Getting back to long-term cost management

But the imperative to manage cost remains and employers need to take advantage of this brief window to get out in front of accelerating health cost growth. The pandemic disrupted cost-management efforts as most employers focused on minimizing change to employees and grappling with workplace safety. But with steep cost increases looming, they are refocusing on cost management strategies that can slow cost growth over the longer term while minimizing cost shifting to employees. Here are the top three strategies that large employers have implemented or are seriously considering, according to the new survey:

#1 Managing the cost of specialty prescription drugs.  Specialty biotech drugs have revolutionized treatments for conditions such as HIV, multiple sclerosis, cancer and rare genetic conditions. They are also very expensive, and in recent years employers have reported double-digit increases in their specialty drug costs. So it’s not surprising that 50% of employers surveyed say they are taking focused action to manage specialty drug costs. These might include plan design changes to steer patients to a specialty pharmacy; focusing on the site of care; seeking support from drug manufacturers to lower member out-of-pocket costs; demanding integrated care management from PBMs and health plans; and mitigating claims risk via authorization programs, stop loss coverage or captives.

#2 Programs to improve health condition management. The use of targeted programs aimed at specific health conditions (e.g., diabetes, musculoskeletal, pain) has gained traction in recent years as a way to achieve better outcomes and lower costs.
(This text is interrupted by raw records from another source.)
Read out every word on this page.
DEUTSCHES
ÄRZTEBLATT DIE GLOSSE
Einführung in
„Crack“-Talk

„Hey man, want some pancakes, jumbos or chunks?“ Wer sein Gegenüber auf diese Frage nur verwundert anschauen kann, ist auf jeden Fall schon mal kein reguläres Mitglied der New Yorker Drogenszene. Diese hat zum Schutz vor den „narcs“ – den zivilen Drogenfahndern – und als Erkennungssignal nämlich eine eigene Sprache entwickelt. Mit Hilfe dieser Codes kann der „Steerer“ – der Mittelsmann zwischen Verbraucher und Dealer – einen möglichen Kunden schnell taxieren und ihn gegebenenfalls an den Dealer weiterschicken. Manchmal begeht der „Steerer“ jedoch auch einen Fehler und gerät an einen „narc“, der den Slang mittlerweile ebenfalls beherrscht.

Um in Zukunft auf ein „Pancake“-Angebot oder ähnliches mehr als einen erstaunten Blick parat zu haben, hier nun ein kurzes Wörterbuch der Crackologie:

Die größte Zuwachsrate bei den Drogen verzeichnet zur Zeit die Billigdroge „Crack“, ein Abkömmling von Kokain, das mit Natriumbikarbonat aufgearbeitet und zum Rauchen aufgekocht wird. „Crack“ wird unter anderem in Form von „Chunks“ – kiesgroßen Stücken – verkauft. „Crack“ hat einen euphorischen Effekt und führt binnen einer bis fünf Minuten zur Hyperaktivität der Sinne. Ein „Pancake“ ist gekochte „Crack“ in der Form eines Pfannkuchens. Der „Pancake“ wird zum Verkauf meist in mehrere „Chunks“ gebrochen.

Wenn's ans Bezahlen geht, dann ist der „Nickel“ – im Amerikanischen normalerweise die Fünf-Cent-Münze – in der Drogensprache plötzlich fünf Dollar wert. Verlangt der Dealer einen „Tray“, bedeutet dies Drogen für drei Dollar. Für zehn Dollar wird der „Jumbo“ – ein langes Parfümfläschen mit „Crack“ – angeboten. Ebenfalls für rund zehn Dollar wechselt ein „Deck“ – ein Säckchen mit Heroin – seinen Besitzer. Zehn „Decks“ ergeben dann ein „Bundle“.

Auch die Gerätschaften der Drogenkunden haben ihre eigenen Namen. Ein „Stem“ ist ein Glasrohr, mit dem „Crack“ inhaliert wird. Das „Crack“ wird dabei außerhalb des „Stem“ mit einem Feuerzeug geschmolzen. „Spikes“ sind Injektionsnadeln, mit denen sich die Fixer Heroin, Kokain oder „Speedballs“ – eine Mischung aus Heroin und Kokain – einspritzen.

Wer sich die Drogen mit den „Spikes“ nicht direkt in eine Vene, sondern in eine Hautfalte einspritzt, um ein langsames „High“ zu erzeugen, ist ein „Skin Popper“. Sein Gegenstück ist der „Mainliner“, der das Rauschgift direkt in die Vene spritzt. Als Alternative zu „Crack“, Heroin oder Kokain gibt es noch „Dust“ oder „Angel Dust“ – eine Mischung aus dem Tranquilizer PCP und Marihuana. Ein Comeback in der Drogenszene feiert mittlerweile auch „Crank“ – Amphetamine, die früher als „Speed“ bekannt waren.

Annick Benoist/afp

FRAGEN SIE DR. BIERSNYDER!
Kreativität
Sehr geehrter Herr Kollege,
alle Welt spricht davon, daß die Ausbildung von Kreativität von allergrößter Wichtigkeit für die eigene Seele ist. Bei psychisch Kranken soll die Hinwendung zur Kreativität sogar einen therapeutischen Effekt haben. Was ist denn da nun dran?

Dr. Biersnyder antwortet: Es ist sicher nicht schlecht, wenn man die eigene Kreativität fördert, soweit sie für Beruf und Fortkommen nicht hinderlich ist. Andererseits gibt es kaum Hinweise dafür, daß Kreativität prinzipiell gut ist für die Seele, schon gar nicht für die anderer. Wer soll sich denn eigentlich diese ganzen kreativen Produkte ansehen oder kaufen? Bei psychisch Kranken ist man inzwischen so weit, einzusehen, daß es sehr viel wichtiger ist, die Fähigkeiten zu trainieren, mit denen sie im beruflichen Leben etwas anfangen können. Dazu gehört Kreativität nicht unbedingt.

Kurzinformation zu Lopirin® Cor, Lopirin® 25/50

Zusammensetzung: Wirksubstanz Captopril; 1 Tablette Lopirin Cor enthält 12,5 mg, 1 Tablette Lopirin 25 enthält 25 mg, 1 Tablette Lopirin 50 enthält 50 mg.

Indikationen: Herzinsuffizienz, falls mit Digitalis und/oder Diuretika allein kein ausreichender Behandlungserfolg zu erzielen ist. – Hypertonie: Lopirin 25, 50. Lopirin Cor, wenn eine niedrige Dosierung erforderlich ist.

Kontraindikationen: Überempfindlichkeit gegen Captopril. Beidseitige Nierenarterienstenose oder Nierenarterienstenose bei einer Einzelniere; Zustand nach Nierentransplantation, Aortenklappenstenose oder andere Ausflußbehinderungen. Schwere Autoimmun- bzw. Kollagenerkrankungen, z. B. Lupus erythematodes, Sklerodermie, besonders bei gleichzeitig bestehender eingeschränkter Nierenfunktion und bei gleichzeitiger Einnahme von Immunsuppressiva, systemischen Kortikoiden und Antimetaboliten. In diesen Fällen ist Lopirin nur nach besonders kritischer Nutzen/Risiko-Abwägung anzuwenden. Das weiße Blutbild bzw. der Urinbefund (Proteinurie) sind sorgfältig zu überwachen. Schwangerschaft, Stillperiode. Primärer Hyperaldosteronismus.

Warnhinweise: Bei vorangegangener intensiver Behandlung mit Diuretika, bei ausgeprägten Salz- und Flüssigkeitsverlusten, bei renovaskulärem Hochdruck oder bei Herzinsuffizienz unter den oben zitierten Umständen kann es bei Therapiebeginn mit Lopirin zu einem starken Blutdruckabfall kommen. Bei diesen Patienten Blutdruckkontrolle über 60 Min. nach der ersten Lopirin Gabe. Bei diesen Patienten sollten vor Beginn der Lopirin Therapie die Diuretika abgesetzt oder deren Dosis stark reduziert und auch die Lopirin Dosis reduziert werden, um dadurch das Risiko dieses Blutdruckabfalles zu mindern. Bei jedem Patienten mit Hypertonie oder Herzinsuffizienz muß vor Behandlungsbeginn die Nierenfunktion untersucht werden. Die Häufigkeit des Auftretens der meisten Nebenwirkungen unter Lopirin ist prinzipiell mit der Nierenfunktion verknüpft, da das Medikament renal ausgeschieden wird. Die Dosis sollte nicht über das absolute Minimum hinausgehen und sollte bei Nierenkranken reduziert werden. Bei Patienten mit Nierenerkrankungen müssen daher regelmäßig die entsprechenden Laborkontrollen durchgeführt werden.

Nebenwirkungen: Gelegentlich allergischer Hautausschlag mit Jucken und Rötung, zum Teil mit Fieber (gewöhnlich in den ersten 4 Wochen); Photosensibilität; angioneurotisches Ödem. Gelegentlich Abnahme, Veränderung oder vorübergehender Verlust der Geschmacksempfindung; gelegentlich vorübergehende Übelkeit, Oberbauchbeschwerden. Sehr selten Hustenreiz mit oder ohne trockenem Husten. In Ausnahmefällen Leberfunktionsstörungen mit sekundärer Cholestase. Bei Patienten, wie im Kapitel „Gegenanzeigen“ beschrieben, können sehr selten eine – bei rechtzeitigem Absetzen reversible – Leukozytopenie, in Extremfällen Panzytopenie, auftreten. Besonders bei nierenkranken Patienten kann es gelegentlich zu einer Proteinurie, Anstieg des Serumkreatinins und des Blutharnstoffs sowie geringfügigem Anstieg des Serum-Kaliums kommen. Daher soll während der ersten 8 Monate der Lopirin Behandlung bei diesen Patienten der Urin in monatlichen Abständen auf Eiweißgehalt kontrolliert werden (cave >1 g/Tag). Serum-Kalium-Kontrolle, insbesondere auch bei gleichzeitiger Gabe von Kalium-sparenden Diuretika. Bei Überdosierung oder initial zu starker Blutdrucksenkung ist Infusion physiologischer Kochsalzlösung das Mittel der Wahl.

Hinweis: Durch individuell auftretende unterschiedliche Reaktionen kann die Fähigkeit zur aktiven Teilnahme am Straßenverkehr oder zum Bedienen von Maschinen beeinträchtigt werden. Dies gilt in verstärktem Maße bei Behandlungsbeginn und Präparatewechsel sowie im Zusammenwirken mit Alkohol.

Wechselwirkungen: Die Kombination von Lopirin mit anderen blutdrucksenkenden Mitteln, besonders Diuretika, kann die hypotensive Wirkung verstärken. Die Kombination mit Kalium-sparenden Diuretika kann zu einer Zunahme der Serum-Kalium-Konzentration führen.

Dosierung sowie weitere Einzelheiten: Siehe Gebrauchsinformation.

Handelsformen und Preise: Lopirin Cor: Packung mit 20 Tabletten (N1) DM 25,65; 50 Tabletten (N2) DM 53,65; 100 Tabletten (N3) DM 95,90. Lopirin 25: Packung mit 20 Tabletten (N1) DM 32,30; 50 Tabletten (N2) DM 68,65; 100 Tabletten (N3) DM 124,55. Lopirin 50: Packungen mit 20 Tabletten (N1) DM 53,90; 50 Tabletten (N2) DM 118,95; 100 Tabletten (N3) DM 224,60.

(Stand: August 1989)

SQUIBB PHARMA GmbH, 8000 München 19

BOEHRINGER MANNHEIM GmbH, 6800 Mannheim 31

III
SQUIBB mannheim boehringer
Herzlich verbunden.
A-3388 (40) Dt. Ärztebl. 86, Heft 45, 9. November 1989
Currently, 49% of all large employers responding to the survey – and 58% of those with 20,000 or more employees – offer these types of programs or are seriously considering it. In addition, 12% of all employers (and 20% of jumbo employers) have adopted enhanced clinical management models beyond the standard health plan model.

#3 Steering employees to high-value care. About a third of all large employers in the survey (34%) are using various network strategies, including alternative networks, high-performance networks and COEs, to steer employees to high-value care. Among jumbo employers (20,000 or more employees), this figure jumps to 62%. These approaches deliver savings by focusing on the quality and efficiency of a provider network, rather than its breadth. Navigation or advocacy services can also be used to steer employees to higher-value care: 26% of all large employers, and 38% of jumbo employers, use this approach or are seriously considering it. And while advanced primary care is still in its infancy (with 13% of large employers focused on this strategy), it is poised to grow. Research has shown that primary care can deliver greater health care value through its focus on prevention, early detection and steerage to high-quality, cost-effective specialists, and new options are flooding into the market.

As employers well know, there is no one solution to the problem of health benefit cost growth, especially when affordability is a concern. But there are a number of effective strategies that address key cost drivers – and given the economic outlook today, there will never be a better time to try them.